Noch aber hatte die Schlacht nicht begonnen, kein russisches Heer schien den Sieger zu hemmen, bis bei Smolensk die Kanonen zu donnern anfingen; tief in die Nacht ging der grausame Kampf, und schon stand das Glück auf der Scheide: als die Franzosen endlich die Brücke genommen, brannte die Stadt und ein Schutthaufen war ihre Rast.

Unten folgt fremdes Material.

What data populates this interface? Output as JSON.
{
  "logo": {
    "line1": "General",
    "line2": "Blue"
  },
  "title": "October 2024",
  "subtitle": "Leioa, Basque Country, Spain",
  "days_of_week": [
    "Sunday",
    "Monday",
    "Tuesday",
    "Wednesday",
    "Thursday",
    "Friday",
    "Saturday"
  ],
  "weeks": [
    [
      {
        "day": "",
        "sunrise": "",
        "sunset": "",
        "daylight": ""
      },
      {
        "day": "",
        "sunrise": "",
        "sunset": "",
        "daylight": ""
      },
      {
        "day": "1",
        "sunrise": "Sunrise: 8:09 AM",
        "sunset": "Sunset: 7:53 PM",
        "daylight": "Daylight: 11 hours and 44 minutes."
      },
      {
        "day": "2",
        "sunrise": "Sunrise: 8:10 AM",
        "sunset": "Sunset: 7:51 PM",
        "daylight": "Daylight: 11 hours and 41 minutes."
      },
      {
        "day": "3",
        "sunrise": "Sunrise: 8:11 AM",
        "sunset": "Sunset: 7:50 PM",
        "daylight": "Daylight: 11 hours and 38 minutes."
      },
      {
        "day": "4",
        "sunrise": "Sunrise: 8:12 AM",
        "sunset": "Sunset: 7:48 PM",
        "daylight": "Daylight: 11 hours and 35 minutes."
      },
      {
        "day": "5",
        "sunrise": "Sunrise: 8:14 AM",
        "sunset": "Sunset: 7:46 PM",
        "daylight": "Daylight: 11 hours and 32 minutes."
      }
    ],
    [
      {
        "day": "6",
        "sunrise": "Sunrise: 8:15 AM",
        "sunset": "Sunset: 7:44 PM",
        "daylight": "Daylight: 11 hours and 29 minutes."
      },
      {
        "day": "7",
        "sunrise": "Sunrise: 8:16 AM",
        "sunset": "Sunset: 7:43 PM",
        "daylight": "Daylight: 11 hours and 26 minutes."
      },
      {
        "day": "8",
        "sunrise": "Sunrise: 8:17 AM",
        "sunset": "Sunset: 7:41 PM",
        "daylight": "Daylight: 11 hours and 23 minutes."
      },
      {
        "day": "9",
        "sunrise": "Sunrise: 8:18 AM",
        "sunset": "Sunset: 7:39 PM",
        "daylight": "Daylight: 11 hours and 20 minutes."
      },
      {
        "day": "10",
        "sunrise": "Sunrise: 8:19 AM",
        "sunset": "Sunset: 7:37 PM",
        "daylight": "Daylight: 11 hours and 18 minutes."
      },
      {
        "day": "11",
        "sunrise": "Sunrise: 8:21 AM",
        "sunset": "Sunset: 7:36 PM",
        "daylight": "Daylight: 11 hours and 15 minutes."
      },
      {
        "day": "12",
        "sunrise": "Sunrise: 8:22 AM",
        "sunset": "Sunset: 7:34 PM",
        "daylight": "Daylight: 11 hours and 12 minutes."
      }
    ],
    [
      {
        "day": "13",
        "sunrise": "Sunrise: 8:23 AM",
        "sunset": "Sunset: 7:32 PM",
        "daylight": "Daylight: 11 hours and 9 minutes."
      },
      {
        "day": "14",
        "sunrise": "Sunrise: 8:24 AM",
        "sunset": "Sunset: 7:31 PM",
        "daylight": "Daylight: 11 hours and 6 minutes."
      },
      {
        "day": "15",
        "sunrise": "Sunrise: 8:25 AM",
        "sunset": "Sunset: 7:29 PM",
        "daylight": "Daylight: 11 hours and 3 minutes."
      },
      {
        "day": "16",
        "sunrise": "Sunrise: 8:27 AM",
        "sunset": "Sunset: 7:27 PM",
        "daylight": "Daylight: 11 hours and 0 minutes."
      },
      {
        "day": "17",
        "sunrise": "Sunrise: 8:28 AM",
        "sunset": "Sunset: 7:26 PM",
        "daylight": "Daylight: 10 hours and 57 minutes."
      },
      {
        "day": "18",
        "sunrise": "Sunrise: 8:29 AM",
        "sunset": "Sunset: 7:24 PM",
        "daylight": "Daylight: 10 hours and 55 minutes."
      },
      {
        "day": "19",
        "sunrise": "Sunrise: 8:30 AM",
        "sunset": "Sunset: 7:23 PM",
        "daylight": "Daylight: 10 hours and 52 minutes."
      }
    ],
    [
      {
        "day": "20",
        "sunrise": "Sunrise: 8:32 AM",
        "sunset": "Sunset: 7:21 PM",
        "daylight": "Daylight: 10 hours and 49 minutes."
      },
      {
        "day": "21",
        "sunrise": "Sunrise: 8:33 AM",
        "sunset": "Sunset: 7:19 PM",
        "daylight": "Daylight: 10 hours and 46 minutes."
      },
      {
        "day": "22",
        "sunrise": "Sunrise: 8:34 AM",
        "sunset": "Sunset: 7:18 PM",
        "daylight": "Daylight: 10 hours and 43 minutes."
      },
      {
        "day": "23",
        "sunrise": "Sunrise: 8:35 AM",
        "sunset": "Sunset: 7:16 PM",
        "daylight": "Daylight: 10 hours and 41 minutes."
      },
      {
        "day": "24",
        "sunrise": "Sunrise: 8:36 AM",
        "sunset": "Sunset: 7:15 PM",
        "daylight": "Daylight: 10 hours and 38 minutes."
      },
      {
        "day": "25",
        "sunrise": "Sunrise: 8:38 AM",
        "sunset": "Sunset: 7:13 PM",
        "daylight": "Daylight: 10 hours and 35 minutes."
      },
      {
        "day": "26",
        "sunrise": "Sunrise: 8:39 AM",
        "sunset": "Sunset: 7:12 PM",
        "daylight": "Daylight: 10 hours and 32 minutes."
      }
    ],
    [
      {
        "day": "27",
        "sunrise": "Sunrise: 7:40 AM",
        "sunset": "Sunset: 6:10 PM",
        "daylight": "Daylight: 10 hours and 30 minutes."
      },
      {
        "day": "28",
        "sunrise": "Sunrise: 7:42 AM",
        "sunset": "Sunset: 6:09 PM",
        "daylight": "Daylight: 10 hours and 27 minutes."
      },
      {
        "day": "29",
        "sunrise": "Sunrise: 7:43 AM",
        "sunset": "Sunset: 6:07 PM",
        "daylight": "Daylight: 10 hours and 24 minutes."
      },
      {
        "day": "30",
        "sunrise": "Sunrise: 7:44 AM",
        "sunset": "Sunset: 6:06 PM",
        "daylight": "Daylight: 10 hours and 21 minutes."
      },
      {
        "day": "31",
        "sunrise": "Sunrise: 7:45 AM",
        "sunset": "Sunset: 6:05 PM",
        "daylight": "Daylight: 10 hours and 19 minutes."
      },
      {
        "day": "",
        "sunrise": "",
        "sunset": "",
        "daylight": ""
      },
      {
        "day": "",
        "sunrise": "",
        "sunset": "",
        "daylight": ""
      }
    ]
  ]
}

Der Weg nach Moskau stand offen, aber es war nur das Tor ins Verderben: als sie nach täglichen Kämpfen und stündlichen Leiden endlich im Herbst das bunte Getürm über dem unermeßlichen Meer der Dächer erblickten, stand keine Bürgerschaft an den Toren, dem Sieger die Schlüssel zu bringen.
Und als die flinken Husaren zögernd einritten, war die Riesenstadt leer, der Hörnerschall starb an verschlossenen Fenstern und Türen.
Es war schon tief im September, und der weiße Winter lauerte vor den Toren, das rote Blut zu vergelten: in Moskau sollte der Frieden mit Ölzweigen kommen, in Moskau sollte nach böser Entbehrung reiche Winterrast sein, aber da fing die leere Stadt an zu brennen.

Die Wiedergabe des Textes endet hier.